The city of Tateyama was proclaimed on November 3, 1939, with the merger of Tateyamahōjō with Nago and Funagata towns. The city was a base for the Imperial Japanese Navy Air Service as well as a Naval Gunnery School until the end of World War II. Tateyama expanded on May 3, 1954 by annexing six surrounding villages.

==Government==
Tateyama has a mayor-council form of government with a directly elected mayor and a unicameral city council of 18 members. Tateyama contributes one member to the Chiba Prefectural Assembly. In terms of national politics, the city is part of Chiba 12th district of the lower house of the Diet of Japan.

==Economy==
The economy of Tateyama is based on commercial fishing, horticulture and summer tourism. The population of Tateyama surges during much of the summer. Tateyama is a popular destination for vacationing due to its proximity to Tokyo and its reputation as a "beach" or "surf town". There are numerous resort and holiday hotels dotting the coastline. Every August, tens of thousands of people gather on Hōjō Beach for the annual fireworks display.

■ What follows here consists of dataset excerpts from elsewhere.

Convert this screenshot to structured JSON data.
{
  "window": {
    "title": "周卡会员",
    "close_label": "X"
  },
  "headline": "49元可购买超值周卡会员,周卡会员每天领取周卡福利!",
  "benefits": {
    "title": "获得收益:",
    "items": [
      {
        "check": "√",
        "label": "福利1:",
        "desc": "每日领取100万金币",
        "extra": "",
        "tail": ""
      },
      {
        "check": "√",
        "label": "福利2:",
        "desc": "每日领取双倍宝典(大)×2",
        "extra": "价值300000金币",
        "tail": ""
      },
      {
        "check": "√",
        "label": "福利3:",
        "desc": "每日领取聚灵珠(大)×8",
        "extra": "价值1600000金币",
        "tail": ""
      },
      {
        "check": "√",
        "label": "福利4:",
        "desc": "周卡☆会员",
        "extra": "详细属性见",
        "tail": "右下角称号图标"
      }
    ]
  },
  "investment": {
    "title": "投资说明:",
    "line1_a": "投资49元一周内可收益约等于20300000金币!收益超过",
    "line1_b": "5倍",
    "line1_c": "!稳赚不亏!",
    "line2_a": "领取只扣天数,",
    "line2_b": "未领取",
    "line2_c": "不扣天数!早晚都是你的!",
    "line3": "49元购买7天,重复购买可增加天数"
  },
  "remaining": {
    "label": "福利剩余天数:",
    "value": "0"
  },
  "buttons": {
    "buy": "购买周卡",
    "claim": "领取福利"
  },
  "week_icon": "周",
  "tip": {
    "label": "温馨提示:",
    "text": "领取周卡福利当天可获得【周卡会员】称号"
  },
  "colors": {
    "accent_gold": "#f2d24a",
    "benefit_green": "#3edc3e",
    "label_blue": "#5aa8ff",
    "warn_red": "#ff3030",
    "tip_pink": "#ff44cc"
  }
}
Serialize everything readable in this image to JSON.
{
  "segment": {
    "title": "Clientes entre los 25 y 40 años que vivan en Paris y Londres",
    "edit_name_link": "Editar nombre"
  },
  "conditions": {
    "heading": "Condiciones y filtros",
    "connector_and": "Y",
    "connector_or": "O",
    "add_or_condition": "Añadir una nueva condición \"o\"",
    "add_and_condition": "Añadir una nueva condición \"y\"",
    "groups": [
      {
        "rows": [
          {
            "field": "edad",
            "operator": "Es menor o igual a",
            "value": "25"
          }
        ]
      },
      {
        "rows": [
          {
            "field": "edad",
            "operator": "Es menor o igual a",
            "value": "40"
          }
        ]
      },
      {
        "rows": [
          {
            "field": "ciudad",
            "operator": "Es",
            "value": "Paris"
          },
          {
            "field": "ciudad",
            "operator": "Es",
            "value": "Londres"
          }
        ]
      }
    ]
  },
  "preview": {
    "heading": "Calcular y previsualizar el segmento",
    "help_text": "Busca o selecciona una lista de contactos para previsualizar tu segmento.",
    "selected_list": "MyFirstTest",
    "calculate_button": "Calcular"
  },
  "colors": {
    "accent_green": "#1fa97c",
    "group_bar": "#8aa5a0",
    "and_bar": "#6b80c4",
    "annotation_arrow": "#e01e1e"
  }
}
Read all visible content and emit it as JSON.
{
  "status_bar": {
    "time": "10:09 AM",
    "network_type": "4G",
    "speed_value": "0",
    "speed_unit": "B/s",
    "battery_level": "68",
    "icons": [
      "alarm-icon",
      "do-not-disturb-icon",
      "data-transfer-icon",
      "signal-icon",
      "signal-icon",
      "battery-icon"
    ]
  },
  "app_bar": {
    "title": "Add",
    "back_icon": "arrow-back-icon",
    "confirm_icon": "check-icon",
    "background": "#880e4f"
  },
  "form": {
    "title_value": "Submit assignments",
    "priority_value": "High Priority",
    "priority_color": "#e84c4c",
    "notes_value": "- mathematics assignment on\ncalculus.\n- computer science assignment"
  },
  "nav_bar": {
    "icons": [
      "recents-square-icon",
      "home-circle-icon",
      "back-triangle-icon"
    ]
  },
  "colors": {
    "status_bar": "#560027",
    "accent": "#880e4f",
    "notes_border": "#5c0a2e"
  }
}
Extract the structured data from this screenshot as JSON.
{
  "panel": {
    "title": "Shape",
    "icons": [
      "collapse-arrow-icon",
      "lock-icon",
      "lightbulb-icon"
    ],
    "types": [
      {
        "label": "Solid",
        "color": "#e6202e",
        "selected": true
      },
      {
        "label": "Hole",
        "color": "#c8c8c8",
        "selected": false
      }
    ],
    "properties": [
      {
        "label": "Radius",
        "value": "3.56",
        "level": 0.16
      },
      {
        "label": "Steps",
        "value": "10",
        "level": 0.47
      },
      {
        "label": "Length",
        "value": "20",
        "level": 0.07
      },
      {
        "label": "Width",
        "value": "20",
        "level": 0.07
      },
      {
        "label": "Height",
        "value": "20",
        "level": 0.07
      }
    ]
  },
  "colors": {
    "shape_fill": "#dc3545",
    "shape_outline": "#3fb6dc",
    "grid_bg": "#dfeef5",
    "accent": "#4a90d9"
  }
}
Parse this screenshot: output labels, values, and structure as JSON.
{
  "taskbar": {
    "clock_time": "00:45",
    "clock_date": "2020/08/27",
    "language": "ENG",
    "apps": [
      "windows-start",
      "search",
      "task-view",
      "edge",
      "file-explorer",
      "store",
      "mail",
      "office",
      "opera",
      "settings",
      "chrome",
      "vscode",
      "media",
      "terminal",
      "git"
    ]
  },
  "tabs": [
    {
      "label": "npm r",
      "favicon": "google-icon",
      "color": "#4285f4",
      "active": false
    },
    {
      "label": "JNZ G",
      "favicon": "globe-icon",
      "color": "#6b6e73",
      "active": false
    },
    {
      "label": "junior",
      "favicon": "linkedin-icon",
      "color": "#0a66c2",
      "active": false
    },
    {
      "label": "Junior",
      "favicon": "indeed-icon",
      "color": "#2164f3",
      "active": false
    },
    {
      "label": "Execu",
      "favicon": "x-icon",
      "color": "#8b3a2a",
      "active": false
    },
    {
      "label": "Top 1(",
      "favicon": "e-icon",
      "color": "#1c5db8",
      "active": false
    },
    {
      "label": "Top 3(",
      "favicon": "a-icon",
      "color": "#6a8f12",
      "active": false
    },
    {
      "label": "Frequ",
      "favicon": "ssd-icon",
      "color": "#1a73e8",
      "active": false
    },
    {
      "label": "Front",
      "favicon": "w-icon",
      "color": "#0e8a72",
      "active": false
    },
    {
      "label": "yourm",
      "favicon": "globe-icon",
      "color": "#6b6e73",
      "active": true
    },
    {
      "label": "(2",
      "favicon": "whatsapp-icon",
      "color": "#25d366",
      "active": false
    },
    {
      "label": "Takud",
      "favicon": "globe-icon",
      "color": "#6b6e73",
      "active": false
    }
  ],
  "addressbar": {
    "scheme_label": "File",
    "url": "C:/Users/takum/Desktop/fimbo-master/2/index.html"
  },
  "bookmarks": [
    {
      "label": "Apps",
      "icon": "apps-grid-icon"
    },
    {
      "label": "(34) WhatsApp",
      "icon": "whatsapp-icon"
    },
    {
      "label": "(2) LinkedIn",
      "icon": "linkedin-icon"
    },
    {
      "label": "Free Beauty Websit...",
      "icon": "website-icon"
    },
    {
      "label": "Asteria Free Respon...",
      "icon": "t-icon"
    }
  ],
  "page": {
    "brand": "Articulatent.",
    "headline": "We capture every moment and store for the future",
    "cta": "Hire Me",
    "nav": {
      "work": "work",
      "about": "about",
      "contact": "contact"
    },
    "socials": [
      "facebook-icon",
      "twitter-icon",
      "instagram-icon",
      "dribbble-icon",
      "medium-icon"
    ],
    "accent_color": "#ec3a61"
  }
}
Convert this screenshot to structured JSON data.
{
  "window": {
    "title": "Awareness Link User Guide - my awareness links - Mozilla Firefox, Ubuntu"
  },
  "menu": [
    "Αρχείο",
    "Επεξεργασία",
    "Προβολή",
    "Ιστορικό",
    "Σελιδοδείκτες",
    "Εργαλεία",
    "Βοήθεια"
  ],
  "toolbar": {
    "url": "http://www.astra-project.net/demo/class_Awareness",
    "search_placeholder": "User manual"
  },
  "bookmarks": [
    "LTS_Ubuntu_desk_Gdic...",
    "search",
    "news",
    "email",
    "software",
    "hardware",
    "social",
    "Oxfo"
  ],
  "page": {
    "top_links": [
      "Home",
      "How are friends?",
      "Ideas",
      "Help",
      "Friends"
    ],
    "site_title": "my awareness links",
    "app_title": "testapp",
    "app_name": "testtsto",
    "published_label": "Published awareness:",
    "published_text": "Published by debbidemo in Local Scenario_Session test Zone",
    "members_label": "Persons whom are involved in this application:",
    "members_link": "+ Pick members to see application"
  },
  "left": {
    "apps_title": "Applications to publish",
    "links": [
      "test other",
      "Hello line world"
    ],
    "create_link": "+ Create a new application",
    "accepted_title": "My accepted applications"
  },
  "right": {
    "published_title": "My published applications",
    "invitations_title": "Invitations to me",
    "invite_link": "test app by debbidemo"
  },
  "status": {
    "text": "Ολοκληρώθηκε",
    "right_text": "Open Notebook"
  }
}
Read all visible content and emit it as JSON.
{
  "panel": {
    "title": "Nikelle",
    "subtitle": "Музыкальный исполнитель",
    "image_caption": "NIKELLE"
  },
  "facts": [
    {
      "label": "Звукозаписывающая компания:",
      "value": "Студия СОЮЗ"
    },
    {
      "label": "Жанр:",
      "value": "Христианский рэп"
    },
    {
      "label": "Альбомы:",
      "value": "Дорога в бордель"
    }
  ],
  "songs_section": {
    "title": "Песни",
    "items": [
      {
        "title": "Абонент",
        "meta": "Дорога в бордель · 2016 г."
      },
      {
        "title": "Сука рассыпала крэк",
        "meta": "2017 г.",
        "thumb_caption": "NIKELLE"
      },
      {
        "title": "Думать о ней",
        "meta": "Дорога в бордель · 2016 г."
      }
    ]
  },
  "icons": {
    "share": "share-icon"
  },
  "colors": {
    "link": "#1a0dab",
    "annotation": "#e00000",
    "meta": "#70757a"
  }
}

Japan's first same-sex reality dating show called The Boyfriend (ボーイフレンド, Bōifurendo) was produced by Netflix in Tateyama.

==Education==
Tateyama has ten public elementary schools and three public middle schools operated by the city government, and three public high schools operated by the Chiba Prefectural Board of Education. The prefecture also operates four special education school for the handicapped. The National Tateyama Maritime Poly-technical School is located in Tateyama.

==Transportation==
===Railway===
 JR East – Uchibō Line
- - -

===Airport===
- JMSDF Tateyama Air Base (no civilian traffic)

==Sister cities==
- USA Bellingham, Washington, United States, sister city since 1958
- Port Stephens, Australia, friendship city from 1999 to 2009, sister city since 2009
- TWN Suao, Taiwan sister city since 2025
- Fuefuki, Yamanashi, since May 1973

==Local attractions==
- Awa Shrine, a Shinto shrine
- Kannon Hall of Daifuku-ji, a Buddhist temple
- Monument to Comfort women, Ōga District
- Nagisanoeki Tateyama, a branch of the city museum with materials from the former Chiba Prefectural Awa Museum
- Nambo Paradise Botanical Garden
- Nago-dera, a Buddhist temple
- Tateyama Castle, reconstructed in 1982
- Tateyama Municipal Museum

==Notable people==
- Ryota Ozawa, actor
- Tetsurō Sagawa, actor, voice actor
- Toshi, musician
- Taira Uematsu (born 1983), coach for the San Francisco Giants, first-ever Japanese coach in Major League Baseball
- Yoshiki, musician

==In popular culture==
The popular television drama Beach Boys, which originally aired on Japanese television in the summer of 1997, although with a plot set in the Shōnan region, was filmed largely in Tateyama.